The Short Term Influence of Chest Physiotherapy on Lung Function Parameters in Children With Cystic Fibrosis and Primary Ciliary Dyskinesia

Abstract

Airway clearance therapy (ACT) is one of the cornerstone treatment modalities to improve mucociliary clearance for patients with bronchiectasis. The progression of lung disease in patients with bronchiectasis can be evaluated by spirometry and multiple breath washout (MBW) and it is advised to monitor these on a regular basis. However, the short term effect of ACT on spirometry and MBW parameters is insufficiently clear and this variability may impact standardization. For cystic fibrosis (CF), available literature refutes a short time effect on spirometry and MBW parameters in children, however, for primary ciliary dyskinesia (PCD) no data are available. We performed a single-center, prospective cross-over study to evaluate the short term effect of a single ACT session using positive expiratory pressure mask on forced expiratory volume in 1 s (FEV₁) and lung clearance index (LCI), derived from MBW, compared to no ACT (control) in pediatric patients with CF and PCD. A total of 31 children were included: 14 with PCD and 17 with CF. For the whole group, there was no difference in median change of FEV₁ pp between the treatment and the control group (p 0.969), nor in median change of LCI (p 0.294). For the CF subgroup, the mean change in FEV₁ pp with ACT was -1.4% (range -9 to + 5) versus -0.2% (range -6 to + 5) for no ACT (p 0.271), the mean change in LCI with ACT was + 0.10 (range -0.7 to + 1.2) versus + 0.17 (range -0.5 to + 2.8) for no ACT (p 0.814). In the PCD subgroup, the mean change in FEV₁ pp with ACT was + 1.0 (range -7 to + 8) versus -0.3 (range -6 to + 5) for no ACT (p 0.293) and the mean change in LCI with ACT was -0.46 (range -3.7 to + 0.9) versus -0.11 (range -1.4 to + 1.3) for no ACT (p 0.178). There was no difference between PCD and CF for change in FEV₁ pp after ACT (p = 0.208), nor for LCI (p = 0.095). In this small group of pediatric patients, no significant short-term effect of chest physiotherapy on FEV₁ pp nor LCI in PCD and CF values nor variability was documented.

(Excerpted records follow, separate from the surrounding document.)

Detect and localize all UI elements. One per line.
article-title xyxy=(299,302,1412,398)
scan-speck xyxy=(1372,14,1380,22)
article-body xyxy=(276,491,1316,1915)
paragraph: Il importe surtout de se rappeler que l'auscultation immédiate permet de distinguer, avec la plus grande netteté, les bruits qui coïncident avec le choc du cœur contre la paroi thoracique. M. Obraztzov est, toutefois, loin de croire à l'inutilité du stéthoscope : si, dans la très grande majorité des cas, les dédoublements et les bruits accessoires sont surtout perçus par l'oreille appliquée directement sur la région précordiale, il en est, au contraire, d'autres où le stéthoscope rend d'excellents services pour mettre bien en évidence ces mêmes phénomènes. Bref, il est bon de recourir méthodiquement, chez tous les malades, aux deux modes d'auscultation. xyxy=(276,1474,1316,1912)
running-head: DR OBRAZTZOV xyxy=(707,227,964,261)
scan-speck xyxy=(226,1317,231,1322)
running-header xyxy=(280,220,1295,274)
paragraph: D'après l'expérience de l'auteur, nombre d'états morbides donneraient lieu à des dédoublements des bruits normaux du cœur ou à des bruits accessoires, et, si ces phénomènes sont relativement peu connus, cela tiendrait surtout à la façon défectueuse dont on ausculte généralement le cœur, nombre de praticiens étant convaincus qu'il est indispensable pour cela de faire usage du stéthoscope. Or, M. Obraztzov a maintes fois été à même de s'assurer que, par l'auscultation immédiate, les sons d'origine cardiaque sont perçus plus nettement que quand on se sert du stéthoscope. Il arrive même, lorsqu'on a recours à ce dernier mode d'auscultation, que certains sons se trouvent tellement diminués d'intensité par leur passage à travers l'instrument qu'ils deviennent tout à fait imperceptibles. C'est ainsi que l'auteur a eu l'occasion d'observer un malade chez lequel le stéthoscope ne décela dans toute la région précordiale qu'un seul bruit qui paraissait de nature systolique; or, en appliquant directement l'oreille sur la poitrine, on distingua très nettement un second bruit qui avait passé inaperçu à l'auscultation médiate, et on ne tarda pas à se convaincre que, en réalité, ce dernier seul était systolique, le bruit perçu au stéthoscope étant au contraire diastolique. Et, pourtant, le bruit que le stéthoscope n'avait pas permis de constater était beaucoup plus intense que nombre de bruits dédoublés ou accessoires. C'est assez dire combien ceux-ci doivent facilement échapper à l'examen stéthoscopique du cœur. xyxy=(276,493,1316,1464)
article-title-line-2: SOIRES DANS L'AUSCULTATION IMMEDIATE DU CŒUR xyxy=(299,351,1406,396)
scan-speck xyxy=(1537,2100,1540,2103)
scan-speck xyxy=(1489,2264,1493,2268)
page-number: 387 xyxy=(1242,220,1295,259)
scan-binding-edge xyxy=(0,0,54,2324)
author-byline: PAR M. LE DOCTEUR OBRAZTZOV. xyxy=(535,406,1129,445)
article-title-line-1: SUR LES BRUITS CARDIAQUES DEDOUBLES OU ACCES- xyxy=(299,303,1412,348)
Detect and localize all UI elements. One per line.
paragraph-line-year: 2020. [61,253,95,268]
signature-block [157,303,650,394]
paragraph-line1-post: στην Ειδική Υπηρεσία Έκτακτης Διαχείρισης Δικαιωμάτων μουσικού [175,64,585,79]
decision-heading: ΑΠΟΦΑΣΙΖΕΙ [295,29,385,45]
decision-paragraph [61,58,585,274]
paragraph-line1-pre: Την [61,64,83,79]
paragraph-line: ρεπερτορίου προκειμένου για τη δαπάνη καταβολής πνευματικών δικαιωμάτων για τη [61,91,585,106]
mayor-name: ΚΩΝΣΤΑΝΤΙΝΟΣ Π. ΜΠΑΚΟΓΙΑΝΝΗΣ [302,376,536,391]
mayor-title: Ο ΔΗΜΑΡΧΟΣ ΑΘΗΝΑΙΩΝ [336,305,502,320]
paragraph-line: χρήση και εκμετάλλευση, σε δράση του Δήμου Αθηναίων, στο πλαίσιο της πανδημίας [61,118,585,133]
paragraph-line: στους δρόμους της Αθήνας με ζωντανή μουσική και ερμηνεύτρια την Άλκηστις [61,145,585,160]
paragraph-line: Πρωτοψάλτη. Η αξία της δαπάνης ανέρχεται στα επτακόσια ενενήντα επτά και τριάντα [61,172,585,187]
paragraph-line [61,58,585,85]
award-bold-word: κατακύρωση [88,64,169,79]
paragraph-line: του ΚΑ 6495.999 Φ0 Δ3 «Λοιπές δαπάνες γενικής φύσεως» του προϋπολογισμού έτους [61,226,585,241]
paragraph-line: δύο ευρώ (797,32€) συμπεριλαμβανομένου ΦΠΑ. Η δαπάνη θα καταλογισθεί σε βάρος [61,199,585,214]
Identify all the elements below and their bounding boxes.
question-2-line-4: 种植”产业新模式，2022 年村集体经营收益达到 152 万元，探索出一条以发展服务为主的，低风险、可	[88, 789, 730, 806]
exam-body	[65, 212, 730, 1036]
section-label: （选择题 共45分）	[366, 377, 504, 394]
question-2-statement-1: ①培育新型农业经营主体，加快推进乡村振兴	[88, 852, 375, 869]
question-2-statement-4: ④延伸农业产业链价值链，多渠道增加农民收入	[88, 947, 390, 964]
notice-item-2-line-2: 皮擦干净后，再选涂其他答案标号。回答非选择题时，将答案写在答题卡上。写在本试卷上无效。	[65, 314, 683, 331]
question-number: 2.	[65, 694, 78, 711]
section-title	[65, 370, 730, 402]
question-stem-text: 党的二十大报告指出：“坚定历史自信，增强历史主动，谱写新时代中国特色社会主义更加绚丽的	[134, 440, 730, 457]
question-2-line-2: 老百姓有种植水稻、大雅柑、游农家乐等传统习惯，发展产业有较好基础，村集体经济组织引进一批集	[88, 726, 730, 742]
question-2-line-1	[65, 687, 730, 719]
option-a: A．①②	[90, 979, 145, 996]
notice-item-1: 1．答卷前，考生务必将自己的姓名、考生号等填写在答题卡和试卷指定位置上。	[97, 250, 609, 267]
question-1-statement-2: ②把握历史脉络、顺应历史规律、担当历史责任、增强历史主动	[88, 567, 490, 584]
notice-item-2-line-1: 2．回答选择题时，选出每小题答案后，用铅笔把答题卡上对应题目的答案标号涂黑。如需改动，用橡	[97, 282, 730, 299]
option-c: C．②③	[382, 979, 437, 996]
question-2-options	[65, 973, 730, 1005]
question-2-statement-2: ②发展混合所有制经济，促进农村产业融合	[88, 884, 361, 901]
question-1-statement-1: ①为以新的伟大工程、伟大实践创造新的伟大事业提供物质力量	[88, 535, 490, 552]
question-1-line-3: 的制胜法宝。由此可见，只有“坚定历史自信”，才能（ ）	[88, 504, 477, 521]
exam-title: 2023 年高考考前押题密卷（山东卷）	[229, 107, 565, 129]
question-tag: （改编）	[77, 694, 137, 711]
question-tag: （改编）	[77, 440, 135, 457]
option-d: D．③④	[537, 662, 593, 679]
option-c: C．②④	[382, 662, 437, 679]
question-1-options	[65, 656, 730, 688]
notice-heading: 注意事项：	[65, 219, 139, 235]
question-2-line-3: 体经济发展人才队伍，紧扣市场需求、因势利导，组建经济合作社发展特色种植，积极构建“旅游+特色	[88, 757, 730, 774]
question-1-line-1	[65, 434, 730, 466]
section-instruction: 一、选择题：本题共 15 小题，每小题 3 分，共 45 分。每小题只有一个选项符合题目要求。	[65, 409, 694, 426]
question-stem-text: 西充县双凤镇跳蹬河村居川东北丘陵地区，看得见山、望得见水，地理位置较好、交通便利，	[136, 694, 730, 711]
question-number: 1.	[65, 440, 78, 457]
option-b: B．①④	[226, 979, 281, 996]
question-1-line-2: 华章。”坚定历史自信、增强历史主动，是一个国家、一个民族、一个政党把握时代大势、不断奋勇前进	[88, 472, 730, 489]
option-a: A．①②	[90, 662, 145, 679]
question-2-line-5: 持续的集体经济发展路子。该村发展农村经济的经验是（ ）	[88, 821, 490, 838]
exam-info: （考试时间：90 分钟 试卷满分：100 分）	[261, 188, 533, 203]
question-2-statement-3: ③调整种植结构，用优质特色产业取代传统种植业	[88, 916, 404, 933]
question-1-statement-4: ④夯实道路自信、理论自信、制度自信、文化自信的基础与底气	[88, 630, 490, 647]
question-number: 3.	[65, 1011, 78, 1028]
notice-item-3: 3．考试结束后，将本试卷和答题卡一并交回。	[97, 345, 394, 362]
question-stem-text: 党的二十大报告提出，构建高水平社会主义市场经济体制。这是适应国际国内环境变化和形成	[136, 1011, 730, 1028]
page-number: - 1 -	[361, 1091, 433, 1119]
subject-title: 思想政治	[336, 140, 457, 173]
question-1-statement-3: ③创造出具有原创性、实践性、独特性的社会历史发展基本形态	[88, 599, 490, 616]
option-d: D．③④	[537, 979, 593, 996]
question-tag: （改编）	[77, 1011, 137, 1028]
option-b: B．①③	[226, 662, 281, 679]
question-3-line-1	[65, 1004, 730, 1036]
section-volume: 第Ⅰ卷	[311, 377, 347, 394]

Keywords: airway clearance; bronchiectasis; cystic fibrosis; physiotherapy; primary ciliary dyskinesia.

FIGURE 1

Study overview. A total of 33 patients were recruited to participate in the study: 19 with CF, 14 with PCD. Two patients with CF were excluded. Patients were randomly selected before visit 1 for ACT or the control visit. After the first visit, cross-over to the other study intervention was done. In total, data from 17 patients with CF and 14 with PCD were available for spirometry, 15 with CF and 14 with PCD for MBW.

FIGURE 2

Change in FEV₁ pp after ACT in patients with CF and PCD, compared to the control condition. No significant changes were observed, nor were significant differences observed between CF and PCD. The dashed line indicates the lower limit of normal for FEV₁ pp.

FIGURE 3

Change in LCI after ACT in patients with CF and PCD, compared to the control condition. No significant changes were observed, nor were significant differences observed between CF and PCD. The dashed line indicates the upper limit of normal for LCI.

FIGURE 4

Bland and Altman plot for FEV₁ pp in the ACT condition (A) compared to the control condition (B), in patients with CF (black) and patients with PCD (gray). The difference of FEV₁ pp is plotted against the mean of FEV₁ pp to illustrate the change of the measurement after the intervention. There is no significant difference in change with ACT compared to the control condition.

FIGURE 5

Bland and Altman plot for LCI in the ACT condition (A) compared to the control condition (B), in patients with CF (black) and patients with PCD (gray). The difference of LCI is plotted against the mean of LCI to illustrate the change of the measurement after the intervention. There is no significant difference in change with ACT compared to the control condition.